We will have to see what monday brings.....
But we know (don't know) how the market reacts to news...regardless of real values, etc....
This article could cause that instability - even though it would be out in the future (If anything actually materializes)

By Steven Swindells

ABU DHABI (Reuters) - Powerful oil states in the Organization of Petroleum Exporting Countries may cut supplies to the industrialized world in another attempt to lift prices from their lowest level in nine years.
OPEC President and UAE Petroleum and Minerals Resources Minister Obeid bin Saif al-Nasseri said on Saturday that the 11-member cartel would be willing to curb exports when ministers meet in June if other global producers were cooperative.
"If the oil price stays where it is now there will be a lot of talk about further cuts and we don't rule out any possibility. If it is necessary, I think this can happen," Nasseri told Reuters in an interview at his offices.
World benchmark Brent for June delivery closed in London on Friday at $13.90 a barrel, compared with more than $20 last year, slashing revenues of OPEC states which rely on petrodollars for around 80 percent of government income.
Oil prices have stagnated despite a ground-breaking deal in Riyadh last month between OPEC and non-OPEC producers that aimed to shave some two percent from world supplies.
OPEC ministers agreed at an emergency session last month to contribute a cut of 1.245 million barrels per day (bpd) to the so-called Riyadh pact, its first output cut in a decade.
Despite the cuts, prices have remained capped by surplus supply, faltering demand in Asia because of the region's economic crisis, increased flows from Iraq under the United Nations oil-for-food deal and warmer than expected weather in the northern hemisphere.

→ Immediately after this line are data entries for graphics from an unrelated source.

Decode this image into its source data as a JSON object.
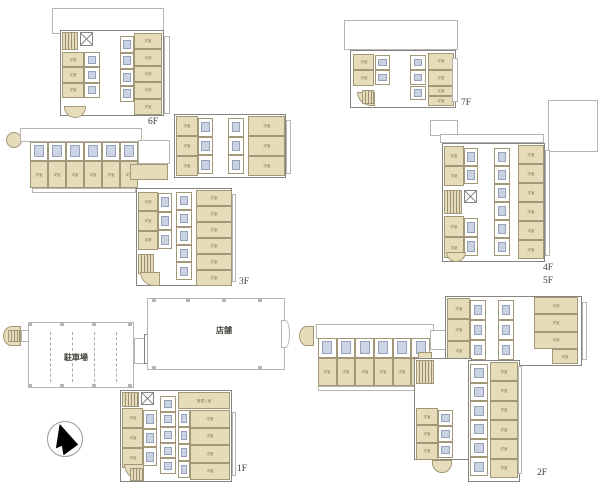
{
  "page": {
    "width": 600,
    "height": 486,
    "background": "#ffffff"
  },
  "colors": {
    "outline": "#b7b5b0",
    "wall": "#85847f",
    "roomFill": "#e7dcba",
    "roomB": "#a29878",
    "roomT": "#857753",
    "fixFill": "#c9d3e4",
    "fixB": "#97a2b8",
    "bedFill": "#ccd5e6",
    "stairL": "#9a8f72",
    "txt": "#44413a",
    "compass": "#000000"
  },
  "labels": {
    "room": "洋室",
    "manager_room": "管理人室",
    "store": "店舗",
    "parking": "駐車場",
    "floor1": "1F",
    "floor2": "2F",
    "floor3": "3F",
    "floor4": "4F",
    "floor5": "5F",
    "floor6": "6F",
    "floor7": "7F"
  },
  "plans": [
    {
      "id": "6f",
      "elements": [
        {
          "t": "out",
          "r": [
            52,
            8,
            112,
            26
          ]
        },
        {
          "t": "out",
          "r": [
            164,
            36,
            6,
            78
          ]
        },
        {
          "t": "wall",
          "r": [
            60,
            30,
            104,
            86
          ]
        },
        {
          "t": "stair",
          "r": [
            62,
            32,
            16,
            18
          ]
        },
        {
          "t": "elev",
          "r": [
            80,
            32,
            13,
            14
          ]
        },
        {
          "t": "roomCol",
          "r": [
            62,
            52,
            22,
            46
          ],
          "n": 3
        },
        {
          "t": "bathCol",
          "r": [
            84,
            52,
            16,
            46
          ],
          "n": 3
        },
        {
          "t": "bathCol",
          "r": [
            120,
            36,
            14,
            66
          ],
          "n": 4
        },
        {
          "t": "roomCol",
          "r": [
            134,
            33,
            28,
            82
          ],
          "n": 5
        },
        {
          "t": "balc",
          "r": [
            64,
            106,
            22,
            12
          ],
          "rad": "0 0 12px 12px"
        },
        {
          "t": "text",
          "r": [
            148,
            118
          ],
          "k": "floor6",
          "fs": 9.5
        }
      ]
    },
    {
      "id": "7f",
      "elements": [
        {
          "t": "out",
          "r": [
            344,
            20,
            114,
            30
          ]
        },
        {
          "t": "wall",
          "r": [
            350,
            50,
            106,
            58
          ]
        },
        {
          "t": "roomCol",
          "r": [
            353,
            54,
            21,
            32
          ],
          "n": 2
        },
        {
          "t": "bathCol",
          "r": [
            375,
            55,
            15,
            30
          ],
          "n": 2
        },
        {
          "t": "balc",
          "r": [
            357,
            92,
            18,
            14
          ],
          "rad": "0 0 0 14px"
        },
        {
          "t": "stair",
          "r": [
            362,
            90,
            12,
            14
          ]
        },
        {
          "t": "bathCol",
          "r": [
            410,
            55,
            16,
            30
          ],
          "n": 2
        },
        {
          "t": "roomCol",
          "r": [
            428,
            53,
            26,
            33
          ],
          "n": 2
        },
        {
          "t": "bathCol",
          "r": [
            410,
            86,
            16,
            14
          ],
          "n": 1
        },
        {
          "t": "roomCol",
          "r": [
            428,
            86,
            26,
            20
          ],
          "n": 2
        },
        {
          "t": "out",
          "r": [
            452,
            58,
            6,
            44
          ]
        },
        {
          "t": "text",
          "r": [
            461,
            99
          ],
          "k": "floor7",
          "fs": 9.5
        }
      ]
    },
    {
      "id": "3f",
      "elements": [
        {
          "t": "balc",
          "r": [
            6,
            132,
            16,
            16
          ],
          "rad": "50%"
        },
        {
          "t": "out",
          "r": [
            20,
            128,
            122,
            14
          ]
        },
        {
          "t": "rowH",
          "r": [
            30,
            142,
            108,
            46
          ],
          "n": 6
        },
        {
          "t": "out",
          "r": [
            32,
            188,
            104,
            5
          ]
        },
        {
          "t": "out",
          "r": [
            138,
            140,
            32,
            24
          ]
        },
        {
          "t": "room",
          "r": [
            130,
            164,
            38,
            16
          ]
        },
        {
          "t": "wall",
          "r": [
            174,
            114,
            112,
            64
          ]
        },
        {
          "t": "roomCol",
          "r": [
            176,
            116,
            22,
            60
          ],
          "n": 3
        },
        {
          "t": "bathCol",
          "r": [
            198,
            118,
            15,
            56
          ],
          "n": 3
        },
        {
          "t": "bathCol",
          "r": [
            228,
            118,
            16,
            56
          ],
          "n": 3
        },
        {
          "t": "roomCol",
          "r": [
            248,
            116,
            37,
            60
          ],
          "n": 3
        },
        {
          "t": "out",
          "r": [
            286,
            120,
            5,
            54
          ]
        },
        {
          "t": "wall",
          "r": [
            136,
            188,
            96,
            98
          ]
        },
        {
          "t": "roomCol",
          "r": [
            138,
            192,
            20,
            58
          ],
          "n": 3
        },
        {
          "t": "bathCol",
          "r": [
            158,
            193,
            14,
            56
          ],
          "n": 3
        },
        {
          "t": "stair",
          "r": [
            138,
            254,
            16,
            20
          ]
        },
        {
          "t": "balc",
          "r": [
            140,
            272,
            20,
            14
          ],
          "rad": "0 0 0 14px"
        },
        {
          "t": "bathCol",
          "r": [
            176,
            192,
            16,
            88
          ],
          "n": 5
        },
        {
          "t": "roomCol",
          "r": [
            196,
            190,
            36,
            96
          ],
          "n": 6
        },
        {
          "t": "out",
          "r": [
            232,
            194,
            4,
            88
          ]
        },
        {
          "t": "text",
          "r": [
            239,
            278
          ],
          "k": "floor3",
          "fs": 9.5
        }
      ]
    },
    {
      "id": "4f5f",
      "elements": [
        {
          "t": "out",
          "r": [
            548,
            100,
            50,
            52
          ]
        },
        {
          "t": "out",
          "r": [
            430,
            120,
            28,
            16
          ]
        },
        {
          "t": "out",
          "r": [
            440,
            134,
            104,
            9
          ]
        },
        {
          "t": "wall",
          "r": [
            442,
            143,
            103,
            119
          ]
        },
        {
          "t": "roomCol",
          "r": [
            444,
            146,
            20,
            40
          ],
          "n": 2
        },
        {
          "t": "bathCol",
          "r": [
            464,
            148,
            14,
            36
          ],
          "n": 2
        },
        {
          "t": "stair",
          "r": [
            444,
            190,
            18,
            24
          ]
        },
        {
          "t": "elev",
          "r": [
            464,
            190,
            13,
            13
          ]
        },
        {
          "t": "roomCol",
          "r": [
            444,
            216,
            20,
            42
          ],
          "n": 2
        },
        {
          "t": "bathCol",
          "r": [
            464,
            218,
            14,
            38
          ],
          "n": 2
        },
        {
          "t": "bathCol",
          "r": [
            494,
            148,
            16,
            108
          ],
          "n": 6
        },
        {
          "t": "roomCol",
          "r": [
            518,
            145,
            26,
            114
          ],
          "n": 6
        },
        {
          "t": "balc",
          "r": [
            446,
            252,
            20,
            10
          ],
          "rad": "0 0 12px 12px"
        },
        {
          "t": "out",
          "r": [
            545,
            150,
            5,
            106
          ]
        },
        {
          "t": "text",
          "r": [
            543,
            264
          ],
          "k": "floor4",
          "fs": 9.5
        },
        {
          "t": "text",
          "r": [
            543,
            277
          ],
          "k": "floor5",
          "fs": 9.5
        }
      ]
    },
    {
      "id": "1f",
      "elements": [
        {
          "t": "balc",
          "r": [
            3,
            326,
            18,
            20
          ],
          "rad": "50% 0 0 50%"
        },
        {
          "t": "stair",
          "r": [
            8,
            330,
            12,
            12
          ]
        },
        {
          "t": "out",
          "r": [
            21,
            330,
            14,
            12
          ]
        },
        {
          "t": "out",
          "r": [
            28,
            322,
            106,
            66
          ]
        },
        {
          "t": "colsq",
          "r": [
            28,
            322,
            4,
            4
          ]
        },
        {
          "t": "colsq",
          "r": [
            60,
            322,
            4,
            4
          ]
        },
        {
          "t": "colsq",
          "r": [
            92,
            322,
            4,
            4
          ]
        },
        {
          "t": "colsq",
          "r": [
            128,
            322,
            4,
            4
          ]
        },
        {
          "t": "colsq",
          "r": [
            28,
            384,
            4,
            4
          ]
        },
        {
          "t": "colsq",
          "r": [
            60,
            384,
            4,
            4
          ]
        },
        {
          "t": "colsq",
          "r": [
            92,
            384,
            4,
            4
          ]
        },
        {
          "t": "colsq",
          "r": [
            128,
            384,
            4,
            4
          ]
        },
        {
          "t": "dashv",
          "r": [
            50,
            332,
            1,
            50
          ]
        },
        {
          "t": "dashv",
          "r": [
            72,
            332,
            1,
            50
          ]
        },
        {
          "t": "dashv",
          "r": [
            94,
            332,
            1,
            50
          ]
        },
        {
          "t": "dashv",
          "r": [
            116,
            332,
            1,
            50
          ]
        },
        {
          "t": "text",
          "r": [
            64,
            354
          ],
          "k": "parking",
          "fs": 8,
          "b": true
        },
        {
          "t": "out",
          "r": [
            134,
            338,
            14,
            26
          ]
        },
        {
          "t": "wall",
          "r": [
            144,
            334,
            36,
            30
          ]
        },
        {
          "t": "out",
          "r": [
            147,
            298,
            138,
            72
          ]
        },
        {
          "t": "colsq",
          "r": [
            152,
            298,
            4,
            4
          ]
        },
        {
          "t": "colsq",
          "r": [
            186,
            298,
            4,
            4
          ]
        },
        {
          "t": "colsq",
          "r": [
            222,
            298,
            4,
            4
          ]
        },
        {
          "t": "colsq",
          "r": [
            258,
            298,
            4,
            4
          ]
        },
        {
          "t": "colsq",
          "r": [
            152,
            366,
            4,
            4
          ]
        },
        {
          "t": "colsq",
          "r": [
            258,
            366,
            4,
            4
          ]
        },
        {
          "t": "out",
          "r": [
            281,
            320,
            9,
            28
          ],
          "rad": "0 50% 50% 0"
        },
        {
          "t": "text",
          "r": [
            216,
            327
          ],
          "k": "store",
          "fs": 8,
          "b": true
        },
        {
          "t": "wall",
          "r": [
            120,
            390,
            112,
            92
          ]
        },
        {
          "t": "stair",
          "r": [
            122,
            392,
            17,
            15
          ]
        },
        {
          "t": "elev",
          "r": [
            141,
            392,
            13,
            13
          ]
        },
        {
          "t": "roomCol",
          "r": [
            122,
            408,
            21,
            60
          ],
          "n": 3
        },
        {
          "t": "bathCol",
          "r": [
            143,
            410,
            14,
            56
          ],
          "n": 3
        },
        {
          "t": "bathCol",
          "r": [
            160,
            396,
            16,
            78
          ],
          "n": 5
        },
        {
          "t": "room",
          "r": [
            178,
            392,
            52,
            17
          ],
          "k": "manager_room"
        },
        {
          "t": "bathCol",
          "r": [
            178,
            410,
            12,
            68
          ],
          "n": 4
        },
        {
          "t": "roomCol",
          "r": [
            190,
            410,
            40,
            70
          ],
          "n": 4
        },
        {
          "t": "balc",
          "r": [
            124,
            464,
            20,
            16
          ],
          "rad": "0 0 0 16px"
        },
        {
          "t": "stair",
          "r": [
            130,
            468,
            14,
            13
          ]
        },
        {
          "t": "out",
          "r": [
            232,
            412,
            4,
            64
          ]
        },
        {
          "t": "text",
          "r": [
            237,
            465
          ],
          "k": "floor1",
          "fs": 9.5
        }
      ]
    },
    {
      "id": "2f",
      "elements": [
        {
          "t": "balc",
          "r": [
            299,
            326,
            15,
            20
          ],
          "rad": "50% 0 0 50%"
        },
        {
          "t": "out",
          "r": [
            316,
            324,
            118,
            15
          ]
        },
        {
          "t": "rowH",
          "r": [
            318,
            338,
            112,
            48
          ],
          "n": 6
        },
        {
          "t": "out",
          "r": [
            318,
            386,
            110,
            5
          ]
        },
        {
          "t": "room",
          "r": [
            418,
            352,
            14,
            30
          ]
        },
        {
          "t": "out",
          "r": [
            430,
            330,
            34,
            20
          ]
        },
        {
          "t": "wall",
          "r": [
            445,
            296,
            137,
            70
          ]
        },
        {
          "t": "roomCol",
          "r": [
            447,
            298,
            23,
            64
          ],
          "n": 3
        },
        {
          "t": "bathCol",
          "r": [
            470,
            300,
            16,
            60
          ],
          "n": 3
        },
        {
          "t": "bathCol",
          "r": [
            498,
            300,
            16,
            60
          ],
          "n": 3
        },
        {
          "t": "roomCol",
          "r": [
            534,
            297,
            44,
            52
          ],
          "n": 3
        },
        {
          "t": "room",
          "r": [
            552,
            349,
            26,
            15
          ],
          "k": "room"
        },
        {
          "t": "out",
          "r": [
            582,
            302,
            5,
            58
          ]
        },
        {
          "t": "wall",
          "r": [
            414,
            358,
            58,
            102
          ]
        },
        {
          "t": "wall",
          "r": [
            468,
            360,
            52,
            122
          ]
        },
        {
          "t": "stair",
          "r": [
            416,
            360,
            18,
            24
          ]
        },
        {
          "t": "roomCol",
          "r": [
            416,
            408,
            22,
            52
          ],
          "n": 3
        },
        {
          "t": "bathCol",
          "r": [
            438,
            410,
            15,
            48
          ],
          "n": 3
        },
        {
          "t": "balc",
          "r": [
            432,
            460,
            20,
            13
          ],
          "rad": "0 0 14px 14px"
        },
        {
          "t": "bathCol",
          "r": [
            470,
            364,
            18,
            112
          ],
          "n": 6
        },
        {
          "t": "roomCol",
          "r": [
            490,
            362,
            28,
            116
          ],
          "n": 6
        },
        {
          "t": "out",
          "r": [
            518,
            366,
            4,
            108
          ]
        },
        {
          "t": "text",
          "r": [
            537,
            469
          ],
          "k": "floor2",
          "fs": 9.5
        }
      ]
    }
  ],
  "compass": {
    "x": 47,
    "y": 421,
    "size": 34
  }
}
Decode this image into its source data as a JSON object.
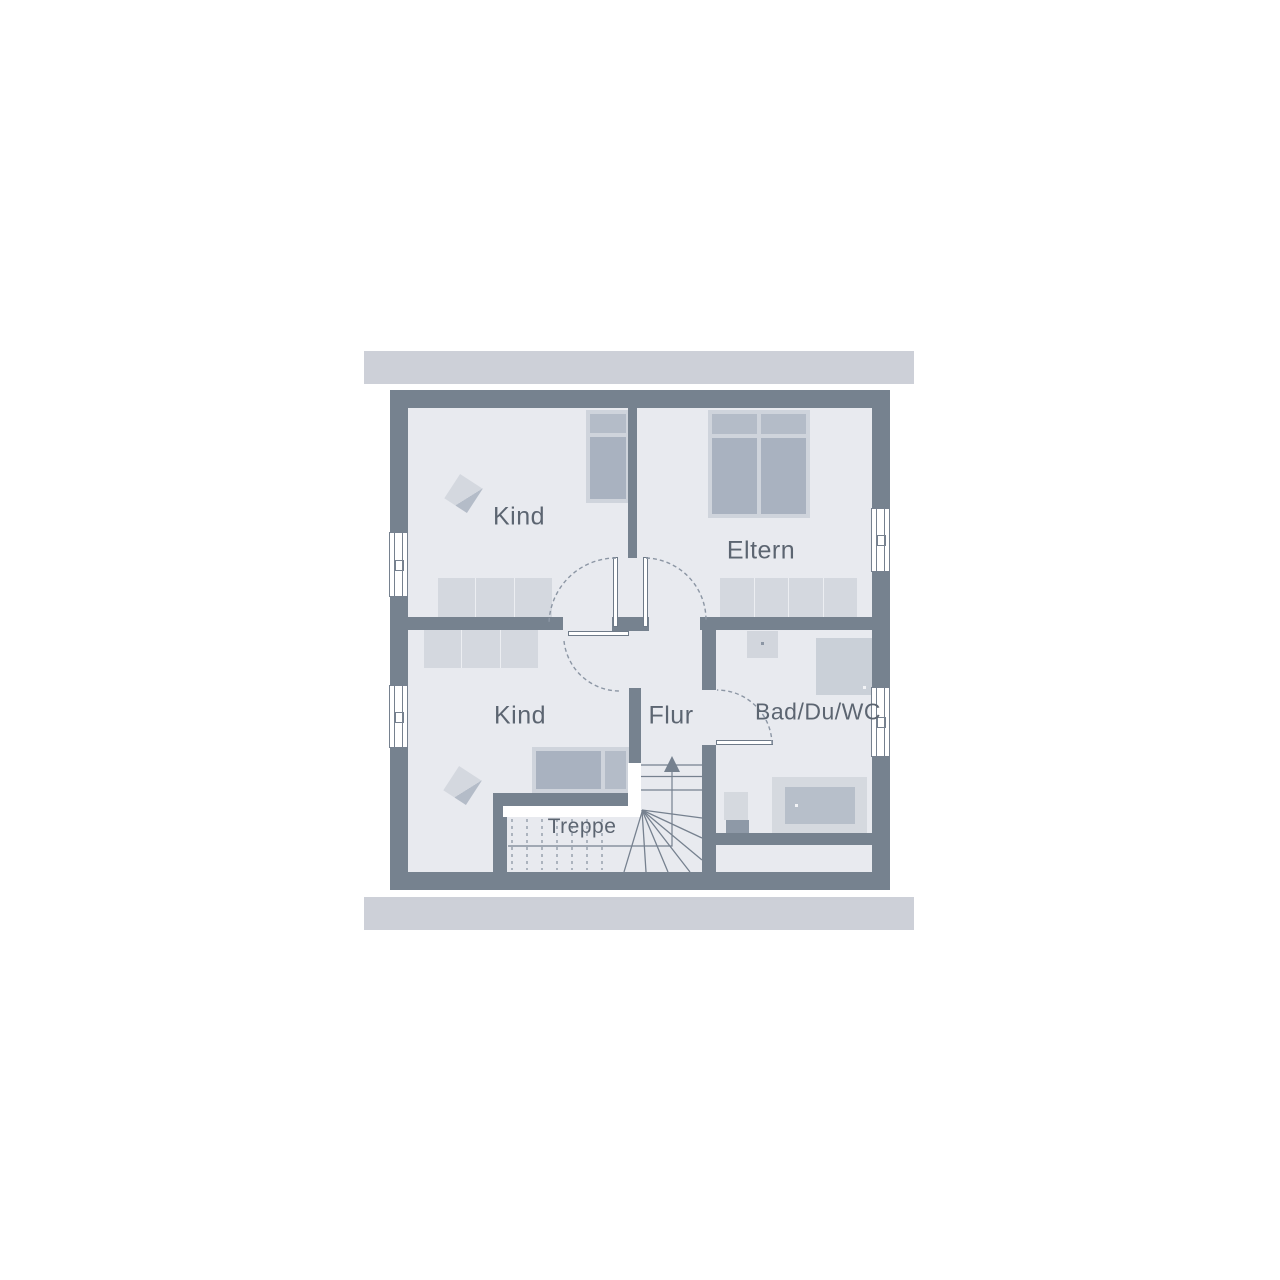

"The fair price we would look for...it should be above $20...Although the price has come up a little bit since the Riyadh pact, the price is still low," Nasseri said.
Nasseri's comments echoed remarks by Saudi Arabia's Oil Minister Ali Naimi, who has said the group would be willing to consider further cuts if necessary at the June 24 meeting in Vienna.
Nasseri stressed that OPEC would swallow further reductions only if there was "cooperation and understanding" from non-OPEC states.
He said talks between both groups were continuing.
"The cut depends on the oil price and also an understanding between the two groups.
"We feel that the responsibility of the oil prices does not rely only on OPEC members...The non-OPEC countries have also a responsibility and interest in seeing the oil price a little bit higher," the OPEC president said.
Nasseri said non-OPEC Syria was one of the countries that would be cooperative.

Syria was not among the countries that signed up to the original Riyadh pact.

"I think now we are in a new era of cooperation between OPEC member countries and non-OPEC," said Nasseri, who has day-to-day control over the
UAE's 2.3 million barrels of daily oil production.

Nasseri said it was unclear what volume needed to be cut from the market, but he said reductions should be made on a pro-rata basis.

OPEC states -- which account for some 40 percent of world supplies -- were committed to carrying out the cuts under the Riyadh pact but it was still too
early to say what volume of crude had actually been removed from the market.